Had she heard him laugh before? Scoffs perhaps, humorless and biting things, the sounds of the two of them waging battle without blood. This was new. Despite the rasp in his throat, Antal’s laugh came deep, trembling the water of the tub.

“What?” Fi bristled.

“A week ago, you cowered at my feet. Now, you boast for cutting a daeyari’s antler off? You couldn’t have done Tyvo worse insult. Antlers are a source of great pride.”

“Are they?” Fi eyed his, blank at the tips and that odd patch in the second band, otherwise carved with flowers, auroras, some sigils she didn’t recognize. Too delicate, for a carnivore. “Then you’d better not get on my bad side.”

Perhaps a bolder dare than Fi ought to risk. Even injured, she guessed Antal would be a treacherous enemy. But not invincible. That bolstered her confidence.

Antal’s look pierced her to the marrow, a silent promise of teeth in her neck, should she make good on her threat. Yet in the subtle tilt of his brow, she thought she glimpsed a concession of respect. Not used to humans standing their ground?

“Your clothes are a mess,” Fi said. “I’ll find you something to wear.”

She did not, unsurprisingly, have any daeyari-appropriate attire on hand. From her armoire, she retrieved a plush bathrobe, a fleece blanket. She left them beside the tub and gave Antal space, listening for the sound of sloshing water in case she had to rescue him again.

When he emerged, Fi stifled a laugh. She’d never seen a more ridiculous combination: the lethal lines of a daeyari ensconced in a pink robe, a blanket draped over his shoulders like a child caught out after bedtime. Antal’s nose wrinkled. He smelled of rose oil and mothballs.

Fi had a taunt ready… until Antal collapsed on her sofa. He coiled beneath the blanket like a wounded animal, some pitiful thing trying to make himself small.

On second thought, Fi was too exhausted to needle him. Too exhausted to dwell on how their fuck-up with Tyvo put them back at square one, still no plan for unseating Verne.

Modesty be damned. She drained the tub and poured a fresh bath. Though she pulled the screen up for privacy and surveyed the sofa at every opportunity, she never spotted prying eyes.
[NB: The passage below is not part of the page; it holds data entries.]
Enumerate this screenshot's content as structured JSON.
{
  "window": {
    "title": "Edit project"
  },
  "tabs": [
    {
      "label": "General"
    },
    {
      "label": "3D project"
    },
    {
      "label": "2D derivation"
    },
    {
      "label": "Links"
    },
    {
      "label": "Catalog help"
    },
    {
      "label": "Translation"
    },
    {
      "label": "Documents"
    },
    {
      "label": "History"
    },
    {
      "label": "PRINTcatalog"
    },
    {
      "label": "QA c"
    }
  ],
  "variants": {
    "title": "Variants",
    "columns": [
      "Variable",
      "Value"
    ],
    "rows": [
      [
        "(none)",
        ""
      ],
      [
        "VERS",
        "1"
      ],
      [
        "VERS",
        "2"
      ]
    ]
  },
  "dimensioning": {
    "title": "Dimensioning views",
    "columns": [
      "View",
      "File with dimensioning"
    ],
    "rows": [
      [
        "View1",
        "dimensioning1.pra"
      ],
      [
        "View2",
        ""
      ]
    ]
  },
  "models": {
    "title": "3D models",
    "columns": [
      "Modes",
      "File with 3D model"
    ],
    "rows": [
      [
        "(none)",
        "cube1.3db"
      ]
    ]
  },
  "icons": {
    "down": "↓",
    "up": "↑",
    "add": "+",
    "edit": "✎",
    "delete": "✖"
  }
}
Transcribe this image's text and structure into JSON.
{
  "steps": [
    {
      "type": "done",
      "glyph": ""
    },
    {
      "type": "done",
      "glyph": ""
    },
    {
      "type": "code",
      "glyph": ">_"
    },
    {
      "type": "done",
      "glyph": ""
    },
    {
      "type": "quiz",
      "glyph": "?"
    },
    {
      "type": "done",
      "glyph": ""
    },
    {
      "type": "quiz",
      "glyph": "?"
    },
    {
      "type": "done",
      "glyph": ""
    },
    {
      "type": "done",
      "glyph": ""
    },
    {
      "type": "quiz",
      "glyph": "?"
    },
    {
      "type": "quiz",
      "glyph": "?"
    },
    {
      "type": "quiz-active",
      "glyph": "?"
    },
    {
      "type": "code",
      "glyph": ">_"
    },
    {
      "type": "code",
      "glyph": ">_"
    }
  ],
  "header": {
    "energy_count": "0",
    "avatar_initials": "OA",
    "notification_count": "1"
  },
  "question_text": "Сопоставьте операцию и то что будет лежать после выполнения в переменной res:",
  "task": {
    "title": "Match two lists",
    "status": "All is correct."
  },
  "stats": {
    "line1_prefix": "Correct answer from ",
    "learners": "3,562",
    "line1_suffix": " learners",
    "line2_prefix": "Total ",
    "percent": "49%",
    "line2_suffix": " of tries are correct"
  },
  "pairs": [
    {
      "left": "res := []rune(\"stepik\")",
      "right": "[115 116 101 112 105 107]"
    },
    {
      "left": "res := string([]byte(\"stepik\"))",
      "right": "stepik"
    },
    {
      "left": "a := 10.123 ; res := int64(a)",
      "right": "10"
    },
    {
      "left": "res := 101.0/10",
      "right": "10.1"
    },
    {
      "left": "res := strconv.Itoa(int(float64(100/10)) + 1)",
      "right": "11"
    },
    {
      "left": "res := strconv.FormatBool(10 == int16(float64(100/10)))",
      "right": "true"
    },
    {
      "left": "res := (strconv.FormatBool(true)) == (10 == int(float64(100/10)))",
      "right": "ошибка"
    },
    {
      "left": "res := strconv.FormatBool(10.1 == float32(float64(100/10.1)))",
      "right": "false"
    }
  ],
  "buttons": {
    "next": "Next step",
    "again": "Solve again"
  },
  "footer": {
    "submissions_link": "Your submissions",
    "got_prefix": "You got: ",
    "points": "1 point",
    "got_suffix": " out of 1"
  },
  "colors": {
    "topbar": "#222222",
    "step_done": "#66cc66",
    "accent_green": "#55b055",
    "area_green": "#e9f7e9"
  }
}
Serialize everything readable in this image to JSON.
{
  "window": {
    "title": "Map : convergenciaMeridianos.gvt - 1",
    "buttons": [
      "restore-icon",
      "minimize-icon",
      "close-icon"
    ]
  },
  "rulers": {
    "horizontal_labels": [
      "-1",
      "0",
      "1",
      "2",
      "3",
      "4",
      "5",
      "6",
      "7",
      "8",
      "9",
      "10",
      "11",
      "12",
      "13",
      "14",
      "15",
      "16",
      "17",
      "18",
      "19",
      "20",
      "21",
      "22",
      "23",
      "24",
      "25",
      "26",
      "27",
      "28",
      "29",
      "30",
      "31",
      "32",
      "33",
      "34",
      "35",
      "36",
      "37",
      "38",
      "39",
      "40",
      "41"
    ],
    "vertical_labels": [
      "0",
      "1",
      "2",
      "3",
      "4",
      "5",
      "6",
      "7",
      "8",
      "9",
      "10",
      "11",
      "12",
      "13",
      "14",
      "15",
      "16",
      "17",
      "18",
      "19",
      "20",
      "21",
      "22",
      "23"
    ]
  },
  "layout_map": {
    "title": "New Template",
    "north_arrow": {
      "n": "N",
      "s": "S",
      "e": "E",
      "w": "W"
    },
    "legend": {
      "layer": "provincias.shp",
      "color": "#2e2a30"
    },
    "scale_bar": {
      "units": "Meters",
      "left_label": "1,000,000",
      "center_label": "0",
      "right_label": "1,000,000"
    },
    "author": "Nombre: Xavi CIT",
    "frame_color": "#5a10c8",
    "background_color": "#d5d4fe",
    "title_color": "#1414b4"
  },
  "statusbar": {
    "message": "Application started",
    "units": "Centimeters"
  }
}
At last, wrapped in her flannel and tired to the bone, she turned off the lights and dragged herself to bed.

No point worrying over a daeyari lurking across the room, Fi tried to assure herself. Even if she sent him away, he could sneak back once she’d fallen asleep.

In the dark, she spotted a glow of red, a single eye following her. Once she fell still in her bed, it closed, Antal curling deeper into his cocoon.

A tense silence. An unsteady peace.

Yet as Fi drifted toward sleep, it wasn’t a fear of claws that made her clutch her blankets.

Antal’s eyes haunted her, that look of a frightened beast. That rasp in his voice when he spoke of things he wished he’d done differently. Daeyari weren’t supposed to act like this.

Then again, two centuries was a long time to live. Long enough to gather regrets.

And Fi knew too well, how it felt to regret.